Most UK based restaurants and takeaways, operate from buildings either leased, or rented, from a third party landlord. A formal legal agreement, or lease, is usually provided. When we say usually, it is not a legal requirement to have a lease, for example if a family member or friend is letting to someone. But, without a lease there can be hugely complex legal issues arising in the event of damage.
Think about the example when a property is let short term, “to help a friend out”. This is all well and good, but what happens if the windows are smashed or worse, there is a fire or flood? Who is responsible for the repairs?
If there is a lease in existence, it will specify who exactly is responsible for arranging the commercial building insurance. It may be the landlord, who then charges the tenant. Or, alternatively the tenant may have a full insuring and repairing lease when they have to arrange cover for the structure (as well as their own contents and liabilities).
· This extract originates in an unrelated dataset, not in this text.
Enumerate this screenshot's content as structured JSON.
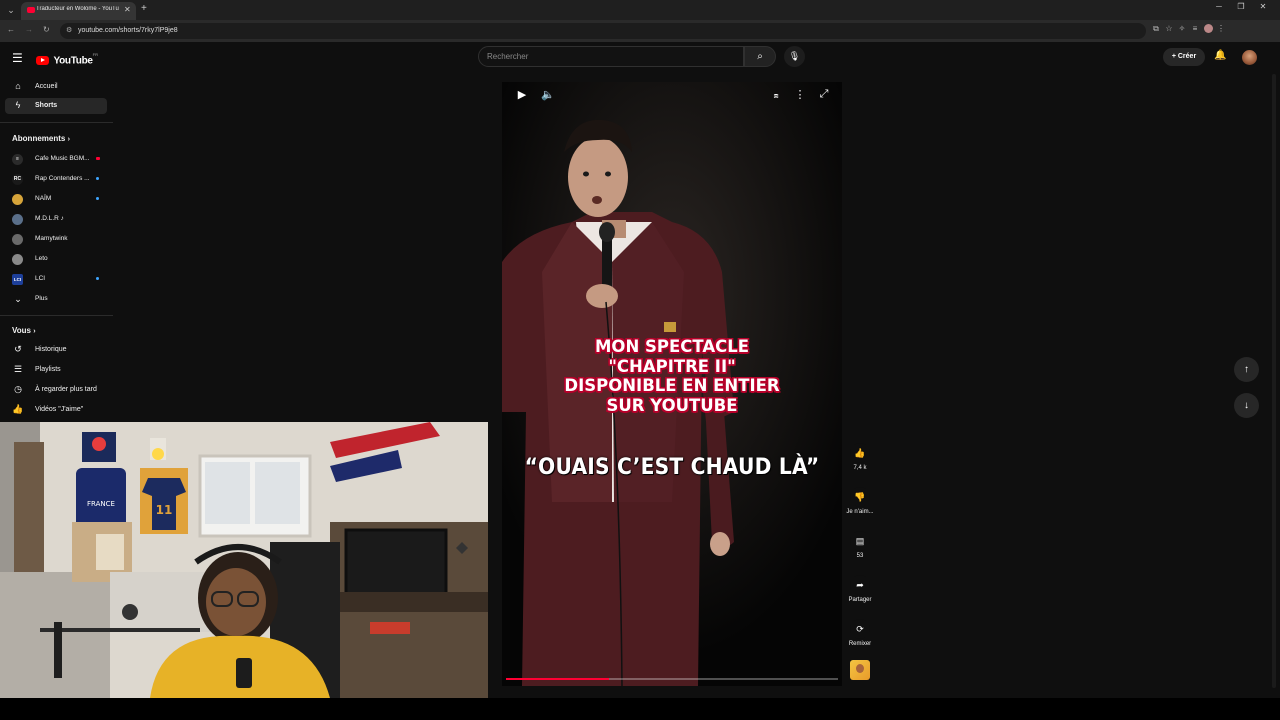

As experienced an experience business insurance broker, we would estimate that in England and Wales, over 90% of lease agreements state that the landlord arranges a separate policy. For the remainder, the tenant is responsible.
However, within these lease agreements, even if the landlord arranges cover for the building, the tenant is normally responsible for certain parts of cover. We usually explain that buildings should cover everything that you would not normally take with you if you moved location. This will include the shop front glass. But, not all policies will cover this. And, in the example we are talking about here for restaurant insurance, it is up to the owner of the business to ensure that their package policy also cover the glass. You should also check that you have an adequate limit.
Many policies include this, but for a basic couple of thousand pounds. When you add up the potential costs if all the windows in the premises were smashed, this is likely to be many, many thousands of pounds.